Probably the most notable time during the 2nd CI Teams deployment in addition to
recruiting informants, collecting intelligence information and assisting the G-2, as
Sergeant Dolyak continues "was the team being cited by the Commanding General,
American Land Forces, for their exceptional professionalism in carrying out their duties
in support of the overall mission, to include the utilization of I&CI; funds (used to
obtain information) which amounted to less than $150, compared to the Army's CIC
expenditures that exceeded over $10,000."
After the successful Marine CI operations were concluded in Lebanon, Technical Sergeant
D.W. Lorentzson received orders on February 1959 to report for duty with the NELM
Battalion.
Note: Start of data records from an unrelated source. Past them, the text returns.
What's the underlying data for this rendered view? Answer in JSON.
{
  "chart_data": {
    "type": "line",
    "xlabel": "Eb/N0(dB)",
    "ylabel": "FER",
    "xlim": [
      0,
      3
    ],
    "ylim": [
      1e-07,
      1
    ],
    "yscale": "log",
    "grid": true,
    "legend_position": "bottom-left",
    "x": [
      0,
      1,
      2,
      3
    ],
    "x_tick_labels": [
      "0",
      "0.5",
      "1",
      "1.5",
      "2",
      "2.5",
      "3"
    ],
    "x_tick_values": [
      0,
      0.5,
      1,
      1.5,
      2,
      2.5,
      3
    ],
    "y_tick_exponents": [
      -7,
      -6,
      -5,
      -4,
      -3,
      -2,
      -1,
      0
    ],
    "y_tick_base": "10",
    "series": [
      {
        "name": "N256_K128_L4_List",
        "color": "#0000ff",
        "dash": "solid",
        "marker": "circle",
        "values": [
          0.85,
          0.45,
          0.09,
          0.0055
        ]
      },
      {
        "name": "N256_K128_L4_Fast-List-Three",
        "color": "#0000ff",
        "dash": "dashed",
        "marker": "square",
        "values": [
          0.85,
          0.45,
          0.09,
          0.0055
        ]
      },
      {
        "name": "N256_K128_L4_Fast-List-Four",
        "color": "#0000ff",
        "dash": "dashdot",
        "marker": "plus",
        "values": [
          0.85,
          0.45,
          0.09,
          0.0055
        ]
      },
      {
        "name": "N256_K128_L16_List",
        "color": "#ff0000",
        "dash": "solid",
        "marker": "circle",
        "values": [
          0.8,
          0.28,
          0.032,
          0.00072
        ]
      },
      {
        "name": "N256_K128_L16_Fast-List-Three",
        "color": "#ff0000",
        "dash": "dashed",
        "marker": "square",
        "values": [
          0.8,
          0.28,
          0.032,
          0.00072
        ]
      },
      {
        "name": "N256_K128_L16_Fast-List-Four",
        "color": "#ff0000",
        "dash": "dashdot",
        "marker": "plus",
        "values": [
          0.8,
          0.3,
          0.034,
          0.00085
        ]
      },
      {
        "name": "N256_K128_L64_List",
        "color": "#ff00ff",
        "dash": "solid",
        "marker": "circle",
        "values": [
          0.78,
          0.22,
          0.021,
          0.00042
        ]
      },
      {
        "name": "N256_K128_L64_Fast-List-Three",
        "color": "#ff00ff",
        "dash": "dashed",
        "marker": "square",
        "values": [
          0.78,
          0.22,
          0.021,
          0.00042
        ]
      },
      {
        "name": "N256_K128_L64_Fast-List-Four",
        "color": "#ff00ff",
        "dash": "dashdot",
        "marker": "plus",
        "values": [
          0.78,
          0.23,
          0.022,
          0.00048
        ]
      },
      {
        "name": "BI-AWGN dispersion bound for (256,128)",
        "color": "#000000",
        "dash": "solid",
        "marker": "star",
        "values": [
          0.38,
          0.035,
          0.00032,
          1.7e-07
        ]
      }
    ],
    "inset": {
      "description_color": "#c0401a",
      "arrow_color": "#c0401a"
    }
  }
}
This was the first time that a Marine CI would be attached to support a
battalion. A letter from the Commanding General, Fleet Marine Force Atlantic with a First
Endorsement approved recommendations from the Commanding General, 2nd Provisional Marine
Force dated 19 March 1959. The endorsement noted, "Counterintelligence personnel will
continue to be assigned to NELM Battalions and Provisional Marine Force Headquarters. It
is not considered advisable to permanently station a CI team or teams in Europe or in the
Mediterranean area at this time. . . . . ."
It was after the successful CI operations conducted in Lebanon that Headquarters Marine
Corps decided that all future Marine Battalions operating in the Mediterranean Sea would
have a CI sub-team attached to its headquarters element. The first sub-team to be so
attached was from the 2nd CI Team. It consisted of Staff Sergeant's Donald R. Knepp and
Howard P. L. Dolyak Jr.
When the remainder of the 2nd CI Team returned back to its headquarters at Camp
LeJeune, North Carolina, its members continued to receive additional training in the many
facets of counterintelligence operations etc,. Because of the excess CI personnel moved to
Camp LeJeune during the Lebanon Crisis, a new CI team was organized. It was the 2nd Marine
Division CI Team. Later this team was redesignated as the 4th CI Team. At this time, the
4th CIT was administratively assigned to Force Troops, Atlantic and was operationally
controlled by the Commanding General, 2nd Marine Divison. Today both the 2nd and 4th CI
Teams are co-located at Camp LeJeune, NC.